La COP28 marque un tournant historique dans la transition énergétique
La 28ème Conférence des Parties (COP28) s’est conclue après une journée supplémentaire de discussions, se terminant le mercredi 13 décembre au matin. Le président Mirati du sommet mondial pour le climat, Sultan Al-Jaber, a officialisé une décision sans précédent visant une transition énergétique excluant les énergies fossiles. Cette décision représente une première dans l’histoire des conférences des Nations unies sur le climat, reconnaissant explicitement le rôle majeur des énergies fossiles dans le changement climatique.
Adoption par consensus et réactions internationales
L’accord historique a été adopté par consensus lors de la conférence à Dubaï, sans que quiconque parmi les quelque 200 nations présentes ne s’oppose à la décision avant son adoption finale. Cette approbation unanime a été accueillie par de longs applaudissements, soulignant l’importance et la portée de cette avancée. Sultan Al-Jaber a salué cette décision comme une étape cruciale pour intensifier les actions climatiques. Le président français Emmanuel Macron a également exprimé sa satisfaction, qualifiant l’accord de « tape importante » et soulignant la reconnaissance de l’énergie nucléaire comme élément clé de la transition.
Objectifs ambitieux pour les énergies renouvelables et l’efficacité énergétique
L’accord de Dubaï fixe des objectifs clairs pour les prochaines années. Il prévoit le triplement des capacités d’énergies renouvelables et le doublement du rythme d’amélioration de l’efficacité énergétique d’ici 2030. Ces mesures visent à réduire significativement la dépendance aux combustibles fossiles et à accélérer le développement des technologies zéro carbone et bas carbone, telles que :
- Nucléaire
- Hydrogène bas carbone
- Captage et stockage du carbone
Ces initiatives sont essentielles pour atteindre la neutralité carbone d’ici 2050 et limiter le réchauffement global à 1,5°C conformément à l’Accord de Paris de 2015.

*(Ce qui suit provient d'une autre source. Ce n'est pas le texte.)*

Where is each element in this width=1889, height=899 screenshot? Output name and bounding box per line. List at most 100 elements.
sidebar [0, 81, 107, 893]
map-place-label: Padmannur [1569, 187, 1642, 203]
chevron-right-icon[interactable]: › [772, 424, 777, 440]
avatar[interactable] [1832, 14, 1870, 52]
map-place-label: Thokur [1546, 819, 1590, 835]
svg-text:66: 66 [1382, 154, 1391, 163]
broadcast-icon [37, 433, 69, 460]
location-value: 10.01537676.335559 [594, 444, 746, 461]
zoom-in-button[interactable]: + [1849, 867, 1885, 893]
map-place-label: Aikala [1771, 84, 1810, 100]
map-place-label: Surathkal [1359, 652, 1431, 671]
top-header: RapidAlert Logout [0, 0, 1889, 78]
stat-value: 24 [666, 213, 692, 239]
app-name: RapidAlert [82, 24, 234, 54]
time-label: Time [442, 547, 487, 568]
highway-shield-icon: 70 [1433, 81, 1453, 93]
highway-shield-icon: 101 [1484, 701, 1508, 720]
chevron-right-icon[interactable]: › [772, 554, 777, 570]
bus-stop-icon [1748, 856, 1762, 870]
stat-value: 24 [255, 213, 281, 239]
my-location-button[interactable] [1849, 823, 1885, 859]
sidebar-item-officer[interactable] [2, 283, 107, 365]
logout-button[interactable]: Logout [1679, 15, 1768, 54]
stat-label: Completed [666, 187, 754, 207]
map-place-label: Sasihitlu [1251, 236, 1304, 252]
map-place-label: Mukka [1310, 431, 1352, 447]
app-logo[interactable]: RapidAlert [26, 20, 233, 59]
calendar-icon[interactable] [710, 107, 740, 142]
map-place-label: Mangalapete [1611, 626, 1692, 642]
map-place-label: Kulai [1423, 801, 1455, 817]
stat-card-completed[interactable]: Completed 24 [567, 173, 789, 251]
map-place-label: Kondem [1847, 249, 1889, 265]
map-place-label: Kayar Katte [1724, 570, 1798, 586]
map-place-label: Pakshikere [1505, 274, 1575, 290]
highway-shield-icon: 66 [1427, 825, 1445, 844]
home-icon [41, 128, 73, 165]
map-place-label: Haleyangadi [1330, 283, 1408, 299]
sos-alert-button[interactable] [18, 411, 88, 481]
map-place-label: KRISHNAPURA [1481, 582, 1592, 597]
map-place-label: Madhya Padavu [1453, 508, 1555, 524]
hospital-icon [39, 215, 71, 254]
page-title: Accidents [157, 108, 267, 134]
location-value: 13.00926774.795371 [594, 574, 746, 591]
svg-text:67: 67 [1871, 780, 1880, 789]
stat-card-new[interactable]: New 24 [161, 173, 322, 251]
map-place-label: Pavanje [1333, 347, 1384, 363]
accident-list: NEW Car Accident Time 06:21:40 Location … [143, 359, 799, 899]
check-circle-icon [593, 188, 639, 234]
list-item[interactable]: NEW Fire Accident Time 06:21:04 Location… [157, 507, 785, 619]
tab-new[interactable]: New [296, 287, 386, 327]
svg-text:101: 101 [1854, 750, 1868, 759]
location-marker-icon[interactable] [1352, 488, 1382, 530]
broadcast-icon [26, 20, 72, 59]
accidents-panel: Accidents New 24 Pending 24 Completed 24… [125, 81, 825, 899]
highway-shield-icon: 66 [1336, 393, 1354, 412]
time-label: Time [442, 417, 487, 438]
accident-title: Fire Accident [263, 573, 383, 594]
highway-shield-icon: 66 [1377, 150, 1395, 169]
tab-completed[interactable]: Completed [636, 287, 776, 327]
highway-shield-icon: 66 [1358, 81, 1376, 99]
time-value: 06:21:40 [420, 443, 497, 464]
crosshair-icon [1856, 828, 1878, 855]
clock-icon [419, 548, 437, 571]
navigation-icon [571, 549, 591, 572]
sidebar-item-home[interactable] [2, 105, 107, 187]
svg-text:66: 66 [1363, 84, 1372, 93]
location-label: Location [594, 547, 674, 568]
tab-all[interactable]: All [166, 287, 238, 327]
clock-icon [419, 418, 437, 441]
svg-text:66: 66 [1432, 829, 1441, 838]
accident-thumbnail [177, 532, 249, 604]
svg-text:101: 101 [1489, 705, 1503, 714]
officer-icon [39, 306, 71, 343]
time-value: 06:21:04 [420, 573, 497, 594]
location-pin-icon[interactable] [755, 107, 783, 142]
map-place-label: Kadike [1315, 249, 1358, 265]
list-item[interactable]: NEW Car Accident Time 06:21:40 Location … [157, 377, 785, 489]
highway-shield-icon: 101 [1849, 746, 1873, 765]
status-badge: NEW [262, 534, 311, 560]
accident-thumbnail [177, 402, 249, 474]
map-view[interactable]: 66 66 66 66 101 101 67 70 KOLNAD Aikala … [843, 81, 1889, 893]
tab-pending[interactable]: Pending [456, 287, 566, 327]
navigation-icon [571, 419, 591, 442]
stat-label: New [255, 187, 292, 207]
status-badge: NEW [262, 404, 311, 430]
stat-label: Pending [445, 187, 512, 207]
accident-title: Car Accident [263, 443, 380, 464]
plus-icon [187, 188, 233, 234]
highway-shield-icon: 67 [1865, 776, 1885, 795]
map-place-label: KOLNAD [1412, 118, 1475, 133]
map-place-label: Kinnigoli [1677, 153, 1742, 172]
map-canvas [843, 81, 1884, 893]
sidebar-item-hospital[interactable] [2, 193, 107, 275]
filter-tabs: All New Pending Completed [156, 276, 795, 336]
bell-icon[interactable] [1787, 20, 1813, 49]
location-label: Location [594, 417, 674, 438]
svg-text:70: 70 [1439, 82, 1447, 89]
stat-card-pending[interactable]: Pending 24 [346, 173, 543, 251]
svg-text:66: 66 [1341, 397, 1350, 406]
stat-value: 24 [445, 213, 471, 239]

Réactions des experts et défis à relever
François Gemenne, climatologue et membre du Groupe d’experts intergouvernemental sur l’évolution du climat (GIEC), a qualifié le compromis atteint de « historique » et de « ambitieux ». Il estime que cet accord ouvre la voie à un futur largement décarboné. Cependant, il souligne que des défis subsistent pour maintenir le cap nécessaire. Une étude récente du Global Carbon Project indique qu’il reste seulement sept ans pour atteindre le seuil des 1,5°C, avec une probabilité de réussite réduit à 50% si les actions se poursuivent au rythme actuel.
Limites de l’accord et critiques
Malgré ces avancées, l’accord a été critiqué par plus d’une centaine de pays et des milliers d’ONG qui réclamaient une élimination progressive des combustibles fossiles, notamment le pétrole, le charbon et le gaz. À ce jour, seule la réduction du charbon a été explicitement mentionnée, un progrès initié lors de la COP26 à Glasgow. Les attentes restent élevées pour que les nations accélèrent leur transition énergétique et renforcent leurs engagements pour éviter une catastrophe climatique.
Un enjeu mondial pour sauver la planète
Le défi principal réside dans la capacité des pays à maintenir et à intensifier leurs efforts pour une transition énergétique rapide et efficace. L’accord de la COP28 constitue une base solide, mais son succès dépendra de la volonté politique et de la mise en œuvre concrète des mesures convenues. La pression est forte pour que les nations unissent leurs forces et agissent de manière décisive afin de préserver notre planète pour les générations futures.